• Question: what is your favourite experiment ?

    Asked by 2192 ATC all the way to Priya, Andy, Natt, Tatiana on 15 Jun 2015. This question was also asked by ben.holmes, new holland craig, !!!!!!!!!!>>>>>?????, #BREAKFAST, KyraMichelle, Albert Einstein.
    • Photo: Priya Hari

      Priya Hari answered on 15 Jun 2015:


      My favourite experiment has to be the “screening.”
      I can actually explain it as if it was a screening or an audition for a film or a TV show, like the X-factor.
      Imagine me as the director as I decide what’s going to happen and my boss as the producer.
      I have 1000’s of siRNA (chemicals that should reduce the amount of protein in the cells) and I want to know which one’s stop my cells from becoming senescent. Imagine all these siRNA’s are the people giving an audition, and what they have to do is be the fastest growers (cells that divide the most).
      To find out which cells are dividing the most, I add a chemical to the cells that makes the dividing cells glow green under the microscope.
      I use the automated microscope to take all the pictures and count the green cells. Then there is a website online that can do the statistical analysis and tell me which siRNAs really caused the most cell division. This website is like the judges.
      This is a really cool experiment as you can get a lot of information from thousands of chemicals, really quite quickly.

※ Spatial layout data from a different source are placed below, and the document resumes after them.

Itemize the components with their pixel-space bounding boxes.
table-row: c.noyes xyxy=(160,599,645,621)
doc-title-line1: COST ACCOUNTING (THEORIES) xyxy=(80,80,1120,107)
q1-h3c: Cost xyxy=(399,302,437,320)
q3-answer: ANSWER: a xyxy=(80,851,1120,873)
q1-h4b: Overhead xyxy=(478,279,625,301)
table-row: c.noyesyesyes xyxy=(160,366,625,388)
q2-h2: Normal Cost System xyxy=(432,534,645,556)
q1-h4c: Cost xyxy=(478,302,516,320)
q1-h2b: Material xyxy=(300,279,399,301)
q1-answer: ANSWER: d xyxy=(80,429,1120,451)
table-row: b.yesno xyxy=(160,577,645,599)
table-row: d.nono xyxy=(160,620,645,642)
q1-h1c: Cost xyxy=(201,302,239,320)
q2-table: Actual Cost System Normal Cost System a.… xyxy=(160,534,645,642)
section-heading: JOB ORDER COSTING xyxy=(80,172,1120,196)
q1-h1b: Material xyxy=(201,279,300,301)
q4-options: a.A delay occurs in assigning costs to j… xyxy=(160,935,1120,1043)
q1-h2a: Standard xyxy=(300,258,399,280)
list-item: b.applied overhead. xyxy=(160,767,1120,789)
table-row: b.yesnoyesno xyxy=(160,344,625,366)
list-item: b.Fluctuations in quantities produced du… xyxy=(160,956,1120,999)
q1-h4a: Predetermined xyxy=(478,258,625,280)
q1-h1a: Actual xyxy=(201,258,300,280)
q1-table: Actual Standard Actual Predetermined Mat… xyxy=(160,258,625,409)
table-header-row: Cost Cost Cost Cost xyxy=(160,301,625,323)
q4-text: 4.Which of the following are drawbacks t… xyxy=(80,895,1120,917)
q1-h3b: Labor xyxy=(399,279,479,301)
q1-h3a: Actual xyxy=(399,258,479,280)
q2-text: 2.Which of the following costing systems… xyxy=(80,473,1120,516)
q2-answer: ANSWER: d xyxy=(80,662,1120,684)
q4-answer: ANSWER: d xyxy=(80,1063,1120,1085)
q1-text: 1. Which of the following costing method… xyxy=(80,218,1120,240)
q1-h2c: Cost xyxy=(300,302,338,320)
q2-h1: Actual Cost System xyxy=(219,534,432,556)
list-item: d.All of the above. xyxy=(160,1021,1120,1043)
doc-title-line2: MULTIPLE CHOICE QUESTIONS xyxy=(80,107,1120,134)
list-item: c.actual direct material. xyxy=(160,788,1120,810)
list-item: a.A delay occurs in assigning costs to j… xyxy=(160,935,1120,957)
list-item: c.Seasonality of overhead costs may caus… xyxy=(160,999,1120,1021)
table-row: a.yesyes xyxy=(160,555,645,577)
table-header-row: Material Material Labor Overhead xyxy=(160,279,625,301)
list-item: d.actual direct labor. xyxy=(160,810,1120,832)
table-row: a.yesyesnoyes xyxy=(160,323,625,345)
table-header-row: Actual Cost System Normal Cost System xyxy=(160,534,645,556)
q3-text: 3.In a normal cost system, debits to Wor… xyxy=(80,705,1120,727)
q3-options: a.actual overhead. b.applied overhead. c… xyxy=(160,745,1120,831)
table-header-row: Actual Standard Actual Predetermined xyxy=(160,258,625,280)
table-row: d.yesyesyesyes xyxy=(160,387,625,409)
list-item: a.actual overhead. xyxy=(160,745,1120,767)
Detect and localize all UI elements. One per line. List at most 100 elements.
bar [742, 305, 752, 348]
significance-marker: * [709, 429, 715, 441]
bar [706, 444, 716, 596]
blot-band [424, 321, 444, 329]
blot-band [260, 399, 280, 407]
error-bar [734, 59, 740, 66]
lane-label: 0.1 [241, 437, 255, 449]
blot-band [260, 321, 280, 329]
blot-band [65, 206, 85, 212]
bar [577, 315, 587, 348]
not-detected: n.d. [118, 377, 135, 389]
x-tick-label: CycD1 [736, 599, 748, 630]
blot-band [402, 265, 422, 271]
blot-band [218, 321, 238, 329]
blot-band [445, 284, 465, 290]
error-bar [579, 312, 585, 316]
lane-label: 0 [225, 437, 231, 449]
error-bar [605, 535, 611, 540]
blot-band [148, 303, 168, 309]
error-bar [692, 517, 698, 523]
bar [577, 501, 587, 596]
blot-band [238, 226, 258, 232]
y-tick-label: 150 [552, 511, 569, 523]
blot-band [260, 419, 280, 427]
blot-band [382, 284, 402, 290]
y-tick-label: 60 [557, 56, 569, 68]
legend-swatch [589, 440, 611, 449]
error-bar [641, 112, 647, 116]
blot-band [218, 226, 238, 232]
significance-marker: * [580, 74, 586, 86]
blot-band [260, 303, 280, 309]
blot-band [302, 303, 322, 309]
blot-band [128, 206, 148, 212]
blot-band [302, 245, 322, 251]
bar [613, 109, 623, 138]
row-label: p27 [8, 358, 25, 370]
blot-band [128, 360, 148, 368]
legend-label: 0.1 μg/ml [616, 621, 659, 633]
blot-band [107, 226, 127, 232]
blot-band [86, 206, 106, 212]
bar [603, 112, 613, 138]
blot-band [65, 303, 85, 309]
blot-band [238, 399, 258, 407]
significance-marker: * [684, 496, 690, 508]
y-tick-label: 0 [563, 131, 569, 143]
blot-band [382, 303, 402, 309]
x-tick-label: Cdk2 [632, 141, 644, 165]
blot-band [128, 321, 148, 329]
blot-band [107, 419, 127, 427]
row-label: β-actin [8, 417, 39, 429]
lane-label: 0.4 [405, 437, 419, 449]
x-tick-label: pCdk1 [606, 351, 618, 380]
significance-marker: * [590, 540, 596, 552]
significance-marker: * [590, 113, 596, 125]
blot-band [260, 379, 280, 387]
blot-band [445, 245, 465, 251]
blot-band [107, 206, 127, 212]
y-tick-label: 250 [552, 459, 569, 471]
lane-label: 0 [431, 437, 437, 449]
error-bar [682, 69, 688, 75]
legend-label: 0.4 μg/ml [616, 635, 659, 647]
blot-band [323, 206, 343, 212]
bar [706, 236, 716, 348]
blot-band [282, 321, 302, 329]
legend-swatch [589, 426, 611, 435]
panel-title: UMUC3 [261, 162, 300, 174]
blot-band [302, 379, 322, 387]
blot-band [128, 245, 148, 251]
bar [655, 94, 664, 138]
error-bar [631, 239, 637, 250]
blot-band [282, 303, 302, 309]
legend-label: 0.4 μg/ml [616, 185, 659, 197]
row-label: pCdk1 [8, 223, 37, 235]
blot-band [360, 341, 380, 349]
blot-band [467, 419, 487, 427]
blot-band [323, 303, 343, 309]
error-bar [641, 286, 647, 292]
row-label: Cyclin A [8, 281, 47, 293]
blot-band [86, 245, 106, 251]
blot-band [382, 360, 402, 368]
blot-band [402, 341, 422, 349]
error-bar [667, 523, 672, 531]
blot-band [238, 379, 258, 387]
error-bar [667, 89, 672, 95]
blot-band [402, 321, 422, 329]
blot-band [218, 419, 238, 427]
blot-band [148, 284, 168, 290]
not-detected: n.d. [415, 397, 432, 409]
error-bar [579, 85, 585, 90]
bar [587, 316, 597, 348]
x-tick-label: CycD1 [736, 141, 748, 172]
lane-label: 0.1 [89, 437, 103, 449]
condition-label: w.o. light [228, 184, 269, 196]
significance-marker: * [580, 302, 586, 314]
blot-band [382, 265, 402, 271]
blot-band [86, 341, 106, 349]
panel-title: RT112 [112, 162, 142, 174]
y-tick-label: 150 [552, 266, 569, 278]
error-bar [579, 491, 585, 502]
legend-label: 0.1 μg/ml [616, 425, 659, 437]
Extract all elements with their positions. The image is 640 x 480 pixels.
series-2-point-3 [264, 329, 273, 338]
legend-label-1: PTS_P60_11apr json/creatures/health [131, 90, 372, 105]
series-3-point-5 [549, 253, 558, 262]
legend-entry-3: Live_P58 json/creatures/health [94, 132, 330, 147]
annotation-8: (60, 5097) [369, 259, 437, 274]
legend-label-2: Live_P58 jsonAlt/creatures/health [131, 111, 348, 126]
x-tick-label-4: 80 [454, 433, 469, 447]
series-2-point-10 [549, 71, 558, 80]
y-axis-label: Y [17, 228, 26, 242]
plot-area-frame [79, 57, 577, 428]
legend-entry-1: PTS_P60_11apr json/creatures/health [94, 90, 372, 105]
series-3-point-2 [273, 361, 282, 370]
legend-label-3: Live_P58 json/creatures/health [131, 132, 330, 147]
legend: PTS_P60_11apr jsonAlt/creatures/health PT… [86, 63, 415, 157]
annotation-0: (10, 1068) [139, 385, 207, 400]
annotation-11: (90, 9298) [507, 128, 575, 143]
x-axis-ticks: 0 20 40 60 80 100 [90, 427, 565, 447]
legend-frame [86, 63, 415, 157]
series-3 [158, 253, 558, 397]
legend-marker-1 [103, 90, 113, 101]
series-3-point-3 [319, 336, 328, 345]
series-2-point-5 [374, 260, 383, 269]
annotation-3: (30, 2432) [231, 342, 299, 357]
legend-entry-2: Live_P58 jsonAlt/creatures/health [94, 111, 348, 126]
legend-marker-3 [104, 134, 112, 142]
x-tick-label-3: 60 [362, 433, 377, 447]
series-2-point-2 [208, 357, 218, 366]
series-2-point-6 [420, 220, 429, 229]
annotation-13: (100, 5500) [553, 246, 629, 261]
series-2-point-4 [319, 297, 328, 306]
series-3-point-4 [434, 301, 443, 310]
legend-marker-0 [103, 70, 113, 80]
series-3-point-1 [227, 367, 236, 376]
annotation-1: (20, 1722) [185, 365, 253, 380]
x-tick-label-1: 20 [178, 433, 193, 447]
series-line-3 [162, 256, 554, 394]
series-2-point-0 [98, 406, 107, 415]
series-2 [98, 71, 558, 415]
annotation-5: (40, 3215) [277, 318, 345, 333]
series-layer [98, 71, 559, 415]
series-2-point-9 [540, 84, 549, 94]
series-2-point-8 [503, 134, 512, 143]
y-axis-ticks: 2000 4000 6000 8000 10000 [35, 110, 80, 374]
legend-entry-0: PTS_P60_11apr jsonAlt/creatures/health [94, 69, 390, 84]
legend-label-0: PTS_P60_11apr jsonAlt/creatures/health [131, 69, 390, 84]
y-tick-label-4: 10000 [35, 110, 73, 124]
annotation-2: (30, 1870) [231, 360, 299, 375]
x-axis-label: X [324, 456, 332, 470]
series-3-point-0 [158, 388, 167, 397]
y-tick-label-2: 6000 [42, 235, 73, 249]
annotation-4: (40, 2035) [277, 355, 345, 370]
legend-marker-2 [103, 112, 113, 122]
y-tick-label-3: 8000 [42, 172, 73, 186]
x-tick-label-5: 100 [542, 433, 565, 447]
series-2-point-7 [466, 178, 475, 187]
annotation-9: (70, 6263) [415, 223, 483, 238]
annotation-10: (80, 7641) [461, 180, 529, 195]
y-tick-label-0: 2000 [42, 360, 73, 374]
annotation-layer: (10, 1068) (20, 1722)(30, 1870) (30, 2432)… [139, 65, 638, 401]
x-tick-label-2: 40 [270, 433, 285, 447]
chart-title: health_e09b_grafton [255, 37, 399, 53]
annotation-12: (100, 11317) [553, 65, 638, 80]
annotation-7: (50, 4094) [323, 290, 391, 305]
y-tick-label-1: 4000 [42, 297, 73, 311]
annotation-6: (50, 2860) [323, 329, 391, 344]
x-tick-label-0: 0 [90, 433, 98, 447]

      (I hope that made sense!)

    • Photo: Tatiana Trantidou

      Tatiana Trantidou answered on 18 Jun 2015:


      My favourite experiment is to build tiny structures in our nanofabrication lab (they are much much thinner than the width of a single hair). I first make a design in my computer (anything, let’s say I design the Big Ben but it is tiny- you cannot see it with bare eyes, only with a microscope). Then I take a glass slide and I pour on top a liquid that is very sensitive to red light. When this liquid is exposed to red light, it becomes solid. I then load my design onto a machine that has a red laser which is extremely focused (the laser light hits only a tiny tiny part of a surface).

      The machine sees that I want to build a tiny Big Ben. The software of the machine slices my Big Ben design into 10 horizontal slices. Then, it begins to build the base of the Big Ben (first slice): the laser hits the liquid on a tiny spot and the liquid becomes immediately solid at this spot. Then the laser moves a little bit and hits the spot right next to the previous one and so on, until it finishes with the whole first slice. Then the machine moves the laser upwards and builds the second slice just as before. When the machine finishes with the tenth slice, the Big Ben is ready. Basically, it was built from the bottom up! And there you have, a tiny Big Ben!